A New York Times opinion-piece gives the meaning of Uncle Tom: “Today, of course, the book has a decidedly different reputation, thanks to the popular image of its titular character, Uncle Tom — whose name has become a byword for a spineless sellout, a black man who betrays his race.”
In Finland the definition would be the same as in the United States. A Tuomo-setä could be any immigrant who betrays other people like him by becoming and adopting the same values that fuel racism.
The Finnish Uncle Tom is a pretty opportunistic person. He or she believes that the only way to escape discrimination is by becoming the culprit.
There are a lot of Tuomo-setäs out there who are more racist than some Finns.
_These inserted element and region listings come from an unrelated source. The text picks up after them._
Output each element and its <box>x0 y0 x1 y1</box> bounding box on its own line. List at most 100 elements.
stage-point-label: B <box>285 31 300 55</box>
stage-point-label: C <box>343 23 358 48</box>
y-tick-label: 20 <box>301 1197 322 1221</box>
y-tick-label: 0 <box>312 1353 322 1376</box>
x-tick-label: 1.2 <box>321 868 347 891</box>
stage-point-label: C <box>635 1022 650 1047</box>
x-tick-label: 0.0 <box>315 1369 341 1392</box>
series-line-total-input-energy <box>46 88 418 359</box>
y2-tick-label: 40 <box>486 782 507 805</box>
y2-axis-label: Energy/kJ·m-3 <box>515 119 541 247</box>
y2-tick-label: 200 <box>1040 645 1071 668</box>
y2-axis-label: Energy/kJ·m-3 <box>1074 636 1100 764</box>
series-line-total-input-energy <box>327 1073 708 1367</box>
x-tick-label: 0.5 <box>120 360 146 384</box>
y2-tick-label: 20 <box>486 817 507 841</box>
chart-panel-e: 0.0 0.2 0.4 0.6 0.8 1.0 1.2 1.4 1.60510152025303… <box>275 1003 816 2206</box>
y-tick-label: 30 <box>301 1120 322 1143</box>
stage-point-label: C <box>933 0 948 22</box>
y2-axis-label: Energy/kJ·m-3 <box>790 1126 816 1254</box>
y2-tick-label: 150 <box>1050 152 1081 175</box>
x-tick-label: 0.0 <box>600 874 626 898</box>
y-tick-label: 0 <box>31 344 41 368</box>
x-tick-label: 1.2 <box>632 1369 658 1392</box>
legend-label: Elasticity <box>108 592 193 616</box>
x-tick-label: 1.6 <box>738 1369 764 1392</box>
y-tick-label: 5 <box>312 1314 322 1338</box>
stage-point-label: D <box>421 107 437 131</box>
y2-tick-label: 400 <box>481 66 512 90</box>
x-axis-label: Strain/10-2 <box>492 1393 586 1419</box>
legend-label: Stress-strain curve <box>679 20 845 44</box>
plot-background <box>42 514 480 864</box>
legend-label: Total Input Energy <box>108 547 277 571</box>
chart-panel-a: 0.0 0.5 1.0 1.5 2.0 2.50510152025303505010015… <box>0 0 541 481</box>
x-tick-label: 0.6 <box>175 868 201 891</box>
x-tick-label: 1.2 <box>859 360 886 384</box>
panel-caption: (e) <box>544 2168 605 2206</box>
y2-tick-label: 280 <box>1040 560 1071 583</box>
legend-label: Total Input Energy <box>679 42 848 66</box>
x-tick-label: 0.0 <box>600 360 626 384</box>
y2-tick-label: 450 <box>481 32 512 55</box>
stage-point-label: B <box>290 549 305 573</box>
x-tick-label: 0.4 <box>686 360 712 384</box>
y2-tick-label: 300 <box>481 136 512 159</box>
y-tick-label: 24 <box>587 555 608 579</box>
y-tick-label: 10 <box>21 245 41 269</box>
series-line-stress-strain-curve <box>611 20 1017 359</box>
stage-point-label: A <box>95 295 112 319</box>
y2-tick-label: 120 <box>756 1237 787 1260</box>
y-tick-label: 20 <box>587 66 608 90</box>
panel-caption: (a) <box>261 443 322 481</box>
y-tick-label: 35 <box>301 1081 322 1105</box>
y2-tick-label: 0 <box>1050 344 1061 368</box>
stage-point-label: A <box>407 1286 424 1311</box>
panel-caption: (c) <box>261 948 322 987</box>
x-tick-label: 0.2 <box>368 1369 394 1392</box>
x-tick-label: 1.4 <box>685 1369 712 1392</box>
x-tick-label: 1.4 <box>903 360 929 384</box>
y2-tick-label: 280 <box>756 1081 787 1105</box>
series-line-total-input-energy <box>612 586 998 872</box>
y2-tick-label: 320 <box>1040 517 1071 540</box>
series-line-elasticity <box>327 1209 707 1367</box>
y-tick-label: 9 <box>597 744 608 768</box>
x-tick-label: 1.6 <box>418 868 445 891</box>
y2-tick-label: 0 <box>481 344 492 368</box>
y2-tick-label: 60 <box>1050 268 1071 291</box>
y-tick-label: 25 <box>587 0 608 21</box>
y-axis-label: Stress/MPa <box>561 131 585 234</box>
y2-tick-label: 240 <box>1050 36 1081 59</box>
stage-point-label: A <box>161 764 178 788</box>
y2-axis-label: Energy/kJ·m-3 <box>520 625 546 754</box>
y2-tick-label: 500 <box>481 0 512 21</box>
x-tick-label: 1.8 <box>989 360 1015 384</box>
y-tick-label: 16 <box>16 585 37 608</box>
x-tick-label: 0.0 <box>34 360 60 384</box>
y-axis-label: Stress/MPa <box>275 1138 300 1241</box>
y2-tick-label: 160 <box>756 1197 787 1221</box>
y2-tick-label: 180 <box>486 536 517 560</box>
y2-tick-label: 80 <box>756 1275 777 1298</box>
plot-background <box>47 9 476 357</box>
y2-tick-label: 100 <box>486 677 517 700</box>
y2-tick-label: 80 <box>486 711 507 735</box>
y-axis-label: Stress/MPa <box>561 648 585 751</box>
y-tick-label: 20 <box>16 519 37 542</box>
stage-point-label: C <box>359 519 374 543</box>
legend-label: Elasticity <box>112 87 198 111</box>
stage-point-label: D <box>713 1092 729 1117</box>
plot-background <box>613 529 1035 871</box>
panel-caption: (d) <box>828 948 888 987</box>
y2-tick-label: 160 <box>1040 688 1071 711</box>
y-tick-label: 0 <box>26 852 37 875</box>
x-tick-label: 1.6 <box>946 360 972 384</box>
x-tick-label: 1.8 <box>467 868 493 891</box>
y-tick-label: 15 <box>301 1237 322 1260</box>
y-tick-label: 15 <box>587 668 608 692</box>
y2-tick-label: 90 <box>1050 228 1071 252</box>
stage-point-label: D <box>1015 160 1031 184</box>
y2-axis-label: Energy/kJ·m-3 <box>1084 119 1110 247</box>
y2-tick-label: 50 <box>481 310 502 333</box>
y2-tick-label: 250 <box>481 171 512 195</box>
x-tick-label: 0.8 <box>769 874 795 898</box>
What do you think would be a good name for an Uncle Tom that lives in Finland?
Mamu-setä, maybe?
I haven’t read Uncle Tom’s Cabin myself, but as far as I know, the Uncle Tom character wasn’t in any way negative person. As far as I know, he didn’t betray other blacks, but was a non-violent person, who is beaten when he refuses to whip another slave and was later killed because he refused to reveal where two other slaves, whom he had encouraged to escape, had gone. And Frederick Douglass seems to have liked the novel. That is why I find it strange that somebody would call a person Uncle Tom, who is acting in a very different manner than the real character.